Of course, the current Kenya Kwanza manifesto as good of a start as it is, still isn’t perfect. There were a couple of items that stood out as the exact opposite of bottom-up. An example is the water policy that involves selling our most essential national and natural resource, water, to private corporations. This suggests an incoherence in the policy that beggars the question of whose vulture capitalist influence made its way into an otherwise progressive platform.
They also spoke about “conservation tourism” which sounds good in theory, but in practice has been used by international “conservation” organizations as cover for highly destructive big game hunting. It has proven to be cover for deplorable policies allowing theft of land specifically from indigenous people and transferring it to so-called “international conservation organizations”.
These organizations turn around and sell big game hunting rights to private corporations claiming that this is a way to curl excess animal populations and bring in money for conservation. These benefits are nowhere evident anywhere across Africa.

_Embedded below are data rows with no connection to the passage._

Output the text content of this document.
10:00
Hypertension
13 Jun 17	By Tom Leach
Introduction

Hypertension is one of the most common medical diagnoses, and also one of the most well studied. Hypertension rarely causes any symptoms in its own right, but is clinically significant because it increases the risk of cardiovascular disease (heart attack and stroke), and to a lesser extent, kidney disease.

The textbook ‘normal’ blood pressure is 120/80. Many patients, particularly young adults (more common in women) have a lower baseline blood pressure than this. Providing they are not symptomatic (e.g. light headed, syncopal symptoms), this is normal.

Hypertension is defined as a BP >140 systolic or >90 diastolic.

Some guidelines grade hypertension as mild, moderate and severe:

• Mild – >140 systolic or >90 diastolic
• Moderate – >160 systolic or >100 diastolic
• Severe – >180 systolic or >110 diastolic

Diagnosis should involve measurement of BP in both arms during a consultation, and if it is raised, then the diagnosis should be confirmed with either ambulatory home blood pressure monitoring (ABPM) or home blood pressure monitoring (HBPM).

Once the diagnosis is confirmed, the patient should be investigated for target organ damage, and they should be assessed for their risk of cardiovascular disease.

There’s the situation that is currently taking place in Tanzania’s Ngorongoro region where the native Maasai are being forced off their lands to make way for big game hunting that has been sold as “conservation tourism. Native African populations have lived in harmony with the environment and wildlife for millennia. The very people who have destroyed the planet cannot claim to be its saviors.
Policies pushing a return to traditional agriculture and native farming methods backed with scientific research would be far more beneficial to the growth of agriculture and food security. Zimbabwe has greatly increased food security despite debilitating sanctions.
Furthermore, this emphasis on the use of fertilizer is regressive. We should be exploring alternative sources of manure or natural fertilizer and moving away from expensive and likely cancerous, imported, chemical fertilizers.
Of course, it remains to be seen whether there will be the goodwill to implement the policies as stated once Kenya Kwanza wins. However, it is still very refreshing to hear aspiring leaders state these things out loud. It displays a deep understanding of what ails Kenya. After all, one cannot treat a problem without accurately diagnosing it.
What we have seen in the Kenya Kwanza manifesto is a very good grasp of the ills of the colonial legacy. This legacy is what dictates that Kenyans must earn slave wages, that Kenyans must sell our natural and national resources at pennies for the dollar.
Indeed, this legacy goes even further to subject, not just Kenyans, but Africans in general to currency exchange rates dictated by the United States treasury whose currency is backed by nothing other than a printer.
African currencies on the other hand are, in fact, backed by our vastly valuable natural resources that drive economies the world over. We shall wait and see once Ruto is elected as seems most likely given his support, not just in the Mt. Kenya and Rift Valley regions but also in advances made in other regions that previously exclusively supported his opponent.